Teacher tenure is one of the most misunderstood concepts in education. Misinformation and outright lies are spread by those who want to take away rights from teachers and destroy teacher unions.

In the coming weeks, you will undoubtedly hear that a group funded by billionaire hedge fund managers and investment bankers is launching a legal assault on due process, which protects teachers, all public servants and many in the private sector.

That’s why it’s important you hear the truth about tenure.

Tenure is a necessary safeguard that allows all the good teachers in New York to speak freely as professionals on behalf of their students.

History shows tenure’s basic protections are necessary. Teachers, administrators and other school staff must be free to speak out on important issues – like the effects of poverty and over-testing on student learning -- without fear of reprisal.

Many times, as a special education teacher in Harrison, I spoke up as a professional for what was best for my students. I advocated for the additional services my students needed because I could not be arbitrarily dismissed for doing so.

Picture what would happen if teachers – perhaps your child’s teacher -- could be fired at will or face career jeopardy for politically motivated reasons.

Instead, teachers are able to join parents in denouncing excessive standardized testing.

They stand up and oppose budget cuts that hurt students.

And, in communities where rising property taxes trigger loud opposition, they don’t have to worry that their school board will simply lay off the most expensive teachers – even if they happen to be the best and most experienced – to save money.

In New York, teachers earn tenure after a three-year probationary period.
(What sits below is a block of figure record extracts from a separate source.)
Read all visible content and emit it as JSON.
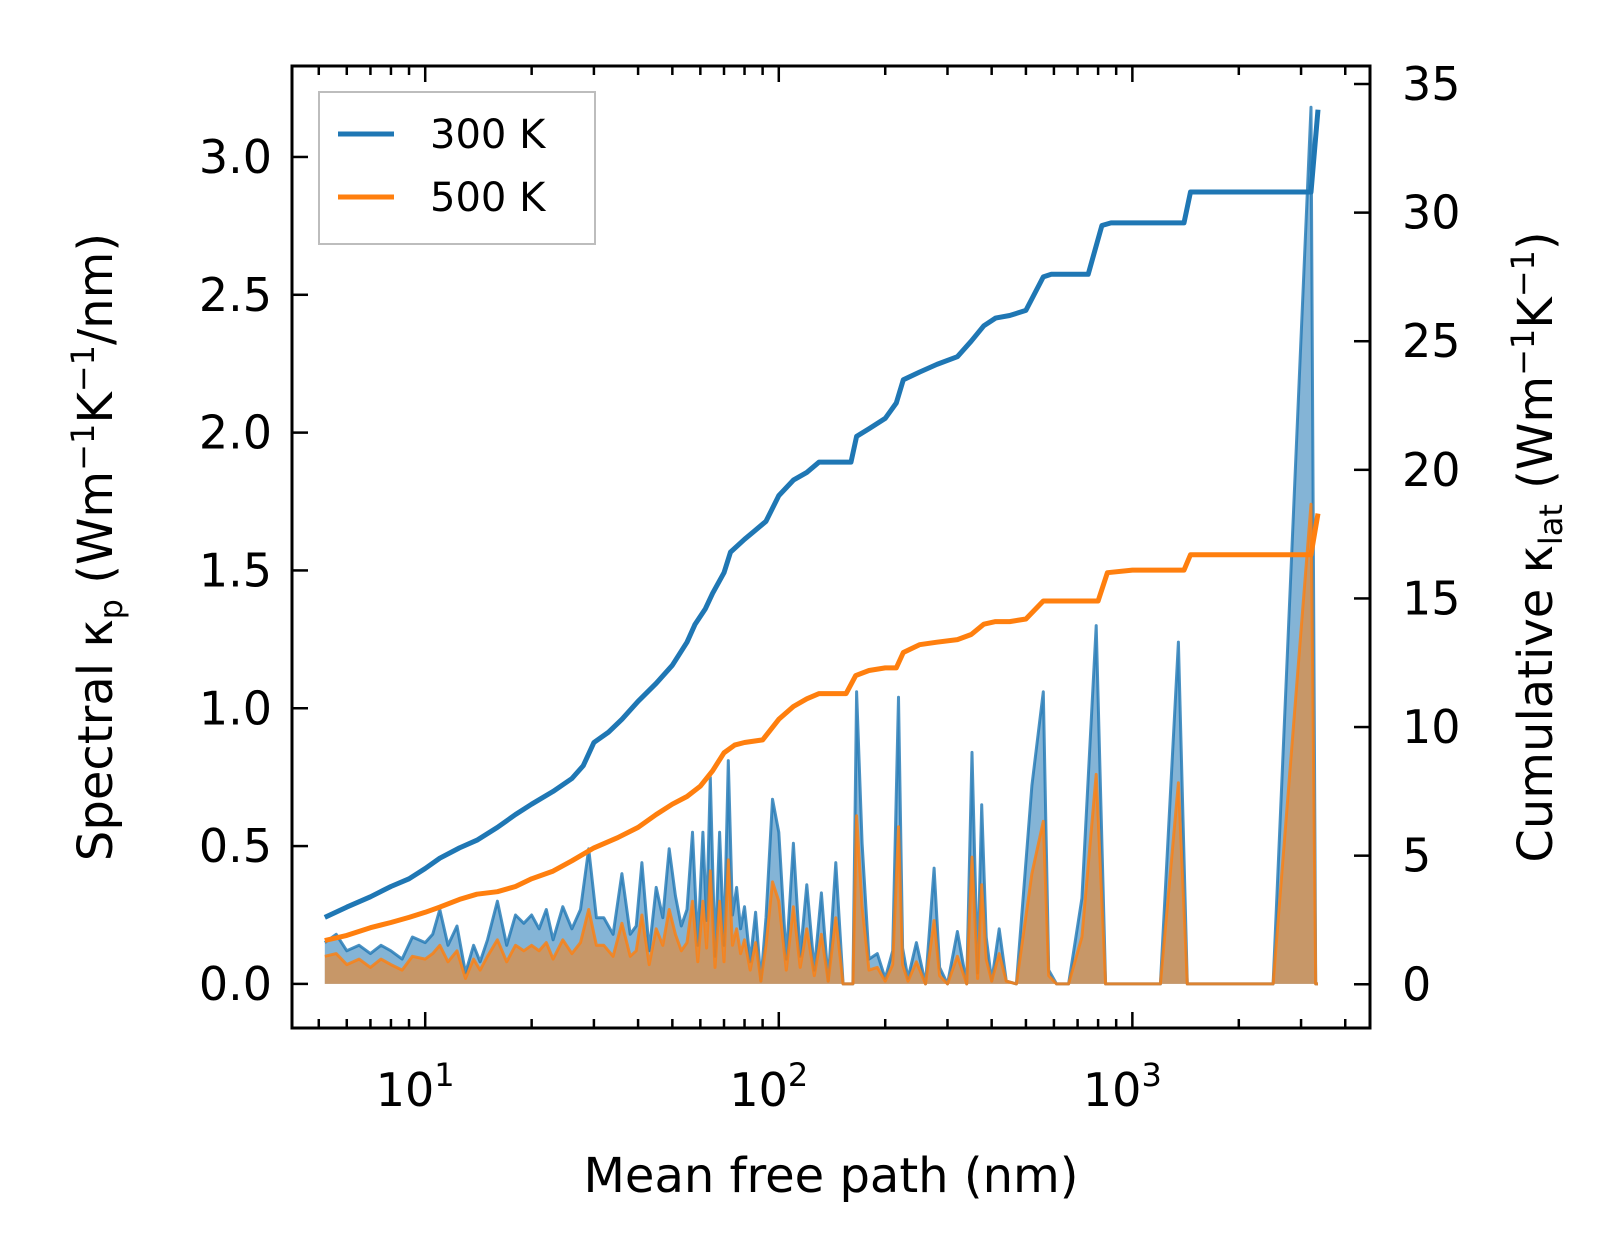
{
  "chart_data": {
    "type": "line",
    "title": "",
    "xlabel": "Mean free path (nm)",
    "xscale": "log",
    "xlim": [
      4.2,
      4700
    ],
    "x_ticks": [
      {
        "value": 10,
        "base": "10",
        "exp": "1"
      },
      {
        "value": 100,
        "base": "10",
        "exp": "2"
      },
      {
        "value": 1000,
        "base": "10",
        "exp": "3"
      }
    ],
    "y_left": {
      "label_prefix": "Spectral κ",
      "label_sub": "p",
      "label_units_open": " (Wm",
      "label_sup1": "−1",
      "label_mid": "K",
      "label_sup2": "−1",
      "label_units_close": "/nm)",
      "ylim": [
        -0.16,
        3.33
      ],
      "ticks": [
        "0.0",
        "0.5",
        "1.0",
        "1.5",
        "2.0",
        "2.5",
        "3.0"
      ],
      "tick_values": [
        0,
        0.5,
        1.0,
        1.5,
        2.0,
        2.5,
        3.0
      ]
    },
    "y_right": {
      "label_prefix": "Cumulative κ",
      "label_sub": "lat",
      "label_units_open": " (Wm",
      "label_sup1": "−1",
      "label_mid": "K",
      "label_sup2": "−1",
      "label_units_close": ")",
      "ylim": [
        -1.7,
        35.7
      ],
      "ticks": [
        "0",
        "5",
        "10",
        "15",
        "20",
        "25",
        "30",
        "35"
      ],
      "tick_values": [
        0,
        5,
        10,
        15,
        20,
        25,
        30,
        35
      ]
    },
    "legend": {
      "position": "top-left",
      "entries": [
        {
          "label": "300 K",
          "color": "#1f77b4"
        },
        {
          "label": "500 K",
          "color": "#ff7f0e"
        }
      ]
    },
    "cumulative_series": [
      {
        "name": "300 K",
        "color": "#1f77b4",
        "axis": "right",
        "x": [
          5.2,
          6.0,
          7.0,
          8.0,
          9.0,
          10.0,
          11.0,
          12.5,
          14.0,
          16.0,
          18.0,
          20.0,
          23.0,
          26.0,
          28.0,
          30.0,
          33.0,
          36.0,
          40.0,
          45.0,
          50.0,
          55.0,
          58.0,
          62.0,
          65.0,
          70.0,
          73.0,
          80.0,
          85.0,
          92.0,
          100.0,
          110.0,
          120.0,
          130.0,
          140.0,
          150.0,
          160.0,
          166.0,
          180.0,
          200.0,
          215.0,
          225.0,
          250.0,
          280.0,
          320.0,
          350.0,
          380.0,
          410.0,
          450.0,
          500.0,
          560.0,
          590.0,
          650.0,
          750.0,
          820.0,
          870.0,
          1000.0,
          1200.0,
          1400.0,
          1460.0,
          2000.0,
          3000.0,
          3200.0,
          3350.0
        ],
        "values": [
          2.6,
          3.0,
          3.4,
          3.8,
          4.1,
          4.5,
          4.9,
          5.3,
          5.6,
          6.1,
          6.6,
          7.0,
          7.5,
          8.0,
          8.5,
          9.4,
          9.8,
          10.3,
          11.0,
          11.7,
          12.4,
          13.3,
          14.0,
          14.6,
          15.2,
          16.0,
          16.8,
          17.3,
          17.6,
          18.0,
          19.0,
          19.6,
          19.9,
          20.3,
          20.3,
          20.3,
          20.3,
          21.3,
          21.6,
          22.0,
          22.6,
          23.5,
          23.8,
          24.1,
          24.4,
          25.0,
          25.6,
          25.9,
          26.0,
          26.2,
          27.5,
          27.6,
          27.6,
          27.6,
          29.5,
          29.6,
          29.6,
          29.6,
          29.6,
          30.8,
          30.8,
          30.8,
          30.8,
          34.0
        ]
      },
      {
        "name": "500 K",
        "color": "#ff7f0e",
        "axis": "right",
        "x": [
          5.2,
          6.0,
          7.0,
          8.0,
          9.0,
          10.0,
          11.0,
          12.5,
          14.0,
          16.0,
          18.0,
          20.0,
          23.0,
          26.0,
          30.0,
          35.0,
          40.0,
          45.0,
          50.0,
          55.0,
          60.0,
          65.0,
          70.0,
          75.0,
          80.0,
          90.0,
          100.0,
          110.0,
          120.0,
          130.0,
          140.0,
          155.0,
          165.0,
          180.0,
          200.0,
          215.0,
          225.0,
          250.0,
          280.0,
          320.0,
          350.0,
          380.0,
          410.0,
          450.0,
          500.0,
          560.0,
          600.0,
          700.0,
          800.0,
          850.0,
          1000.0,
          1200.0,
          1400.0,
          1460.0,
          2000.0,
          3000.0,
          3200.0,
          3350.0
        ],
        "values": [
          1.7,
          1.9,
          2.2,
          2.4,
          2.6,
          2.8,
          3.0,
          3.3,
          3.5,
          3.6,
          3.8,
          4.1,
          4.4,
          4.8,
          5.3,
          5.7,
          6.1,
          6.6,
          7.0,
          7.3,
          7.7,
          8.3,
          9.0,
          9.3,
          9.4,
          9.5,
          10.3,
          10.8,
          11.1,
          11.3,
          11.3,
          11.3,
          12.0,
          12.2,
          12.3,
          12.3,
          12.9,
          13.2,
          13.3,
          13.4,
          13.6,
          14.0,
          14.1,
          14.1,
          14.2,
          14.9,
          14.9,
          14.9,
          14.9,
          16.0,
          16.1,
          16.1,
          16.1,
          16.7,
          16.7,
          16.7,
          16.7,
          18.3
        ]
      }
    ],
    "spectral_series": [
      {
        "name": "300 K",
        "color": "#1f77b4",
        "axis": "left",
        "x": [
          5.2,
          5.6,
          6.0,
          6.5,
          7.0,
          7.5,
          8.0,
          8.6,
          9.2,
          10.0,
          10.5,
          11.0,
          11.6,
          12.3,
          13.0,
          13.7,
          14.3,
          15.0,
          16.0,
          17.0,
          18.0,
          19.0,
          20.0,
          21.0,
          22.0,
          23.0,
          24.5,
          26.0,
          27.5,
          29.0,
          30.5,
          32.0,
          34.0,
          36.0,
          38.0,
          39.5,
          41.0,
          43.0,
          45.0,
          47.0,
          49.0,
          51.0,
          53.0,
          55.0,
          57.0,
          59.0,
          61.0,
          62.5,
          64.0,
          66.0,
          68.0,
          70.0,
          72.0,
          74.0,
          76.0,
          78.0,
          80.0,
          83.0,
          86.0,
          89.0,
          92.0,
          96.0,
          100.0,
          105.0,
          110.0,
          115.0,
          120.0,
          126.0,
          132.0,
          138.0,
          145.0,
          152.0,
          158.0,
          162.0,
          166.0,
          172.0,
          180.0,
          190.0,
          200.0,
          210.0,
          218.0,
          224.0,
          232.0,
          245.0,
          260.0,
          275.0,
          285.0,
          300.0,
          320.0,
          340.0,
          352.0,
          365.0,
          375.0,
          386.0,
          400.0,
          420.0,
          440.0,
          470.0,
          520.0,
          560.0,
          580.0,
          610.0,
          660.0,
          720.0,
          790.0,
          840.0,
          870.0,
          920.0,
          1000.0,
          1200.0,
          1350.0,
          1430.0,
          1460.0,
          1500.0,
          1800.0,
          2500.0,
          3200.0,
          3300.0,
          3350.0
        ],
        "values": [
          0.15,
          0.18,
          0.12,
          0.14,
          0.11,
          0.14,
          0.12,
          0.09,
          0.17,
          0.15,
          0.18,
          0.27,
          0.14,
          0.21,
          0.04,
          0.14,
          0.08,
          0.16,
          0.3,
          0.14,
          0.25,
          0.22,
          0.25,
          0.2,
          0.27,
          0.16,
          0.28,
          0.2,
          0.27,
          0.49,
          0.24,
          0.24,
          0.18,
          0.4,
          0.18,
          0.21,
          0.44,
          0.12,
          0.35,
          0.24,
          0.49,
          0.32,
          0.21,
          0.27,
          0.55,
          0.14,
          0.55,
          0.23,
          0.75,
          0.1,
          0.55,
          0.14,
          0.81,
          0.25,
          0.35,
          0.2,
          0.28,
          0.08,
          0.26,
          0.01,
          0.24,
          0.67,
          0.55,
          0.09,
          0.51,
          0.1,
          0.36,
          0.05,
          0.33,
          0.01,
          0.44,
          0.0,
          0.0,
          0.0,
          1.06,
          0.51,
          0.09,
          0.11,
          0.02,
          0.12,
          1.04,
          0.13,
          0.02,
          0.15,
          0.0,
          0.42,
          0.06,
          0.0,
          0.19,
          0.0,
          0.84,
          0.04,
          0.65,
          0.17,
          0.01,
          0.2,
          0.01,
          0.0,
          0.72,
          1.06,
          0.05,
          0.0,
          0.0,
          0.31,
          1.3,
          0.0,
          0.0,
          0.0,
          0.0,
          0.0,
          1.24,
          0.0,
          0.0,
          0.0,
          0.0,
          0.0,
          3.18,
          0.0,
          0.0
        ]
      },
      {
        "name": "500 K",
        "color": "#ff7f0e",
        "axis": "left",
        "x": [
          5.2,
          5.6,
          6.0,
          6.5,
          7.0,
          7.5,
          8.0,
          8.6,
          9.2,
          10.0,
          10.5,
          11.0,
          11.6,
          12.3,
          13.0,
          13.7,
          14.3,
          15.0,
          16.0,
          17.0,
          18.0,
          19.0,
          20.0,
          21.0,
          22.0,
          23.0,
          24.5,
          26.0,
          27.5,
          29.0,
          30.5,
          32.0,
          34.0,
          36.0,
          38.0,
          39.5,
          41.0,
          43.0,
          45.0,
          47.0,
          49.0,
          51.0,
          53.0,
          55.0,
          57.0,
          59.0,
          61.0,
          62.5,
          64.0,
          66.0,
          68.0,
          70.0,
          72.0,
          74.0,
          76.0,
          78.0,
          80.0,
          83.0,
          86.0,
          89.0,
          92.0,
          96.0,
          100.0,
          105.0,
          110.0,
          115.0,
          120.0,
          126.0,
          132.0,
          138.0,
          145.0,
          152.0,
          158.0,
          162.0,
          166.0,
          172.0,
          180.0,
          190.0,
          200.0,
          210.0,
          218.0,
          224.0,
          232.0,
          245.0,
          260.0,
          275.0,
          285.0,
          300.0,
          320.0,
          340.0,
          352.0,
          365.0,
          375.0,
          386.0,
          400.0,
          420.0,
          440.0,
          470.0,
          520.0,
          560.0,
          580.0,
          610.0,
          660.0,
          720.0,
          790.0,
          840.0,
          870.0,
          920.0,
          1000.0,
          1200.0,
          1350.0,
          1430.0,
          1460.0,
          1500.0,
          1800.0,
          2500.0,
          3200.0,
          3300.0,
          3350.0
        ],
        "values": [
          0.1,
          0.11,
          0.07,
          0.09,
          0.06,
          0.09,
          0.07,
          0.05,
          0.1,
          0.09,
          0.11,
          0.14,
          0.08,
          0.12,
          0.02,
          0.09,
          0.05,
          0.1,
          0.16,
          0.08,
          0.14,
          0.12,
          0.14,
          0.12,
          0.15,
          0.09,
          0.16,
          0.11,
          0.15,
          0.27,
          0.14,
          0.14,
          0.1,
          0.22,
          0.1,
          0.12,
          0.25,
          0.07,
          0.2,
          0.14,
          0.27,
          0.18,
          0.12,
          0.15,
          0.3,
          0.08,
          0.3,
          0.13,
          0.41,
          0.06,
          0.3,
          0.08,
          0.45,
          0.14,
          0.2,
          0.11,
          0.16,
          0.05,
          0.15,
          0.01,
          0.14,
          0.37,
          0.3,
          0.05,
          0.28,
          0.06,
          0.2,
          0.03,
          0.18,
          0.01,
          0.24,
          0.0,
          0.0,
          0.0,
          0.61,
          0.28,
          0.05,
          0.06,
          0.01,
          0.07,
          0.57,
          0.07,
          0.01,
          0.08,
          0.0,
          0.23,
          0.03,
          0.0,
          0.1,
          0.0,
          0.46,
          0.02,
          0.36,
          0.09,
          0.01,
          0.11,
          0.01,
          0.0,
          0.4,
          0.59,
          0.03,
          0.0,
          0.0,
          0.17,
          0.76,
          0.0,
          0.0,
          0.0,
          0.0,
          0.0,
          0.73,
          0.0,
          0.0,
          0.0,
          0.0,
          0.0,
          1.74,
          0.0,
          0.0
        ]
      }
    ]
  }
}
During this time, thousands of educators, facing the real-life accountability of teaching 30 students day after day, realize they don’t have what it takes. They recognize on their own they are not cut out for the rigor of the classroom, or are counseled out by administrators and colleagues.

Once a school board grants tenure, it only confers the right to a fair hearing before an impartial third-party if a district seeks to discipline or fire a teacher.

This due process of law is the linchpin of our judicial system. The concept is grounded in the U.S. Constitution. Due process also shields good police officers, firefighters and other public servants at the local, county and state levels from nepotism, favoritism, patronage and other forms of arbitrary dismissal. So, it’s not just teachers who are protected against unjust firing.

New York’s teacher tenure law has been streamlined in recent years to answer those who said due process hearings take too long and cost too much.

In 2012, the law was amended to require all disciplinary hearings to be completed within a reasonable five months. Most are settled before it gets that far. The improved tenure process means, in those rare cases in which the public trust is violated, guilty teachers are being fired without delay. And, when school districts misuse the law or bring baseless charges, innocent teachers are being returned to the classroom more swiftly.

No teacher – and no union – supports harboring those who can’t teach effectively. And, every teacher I’ve ever met wants swift and severe justice for those who hurt kids or who tarnish the profession.

Often, the facts are in question. When that happens, New York must have a system grounded in the basic fairness and impartiality that due process provides – one that shields the 99.9 percent of good teachers from arbitrary dismissal while also weeding out the very few bad ones who don’t belong in our classrooms.

Karen Magee is president of the 600,000-member New York State United Teachers.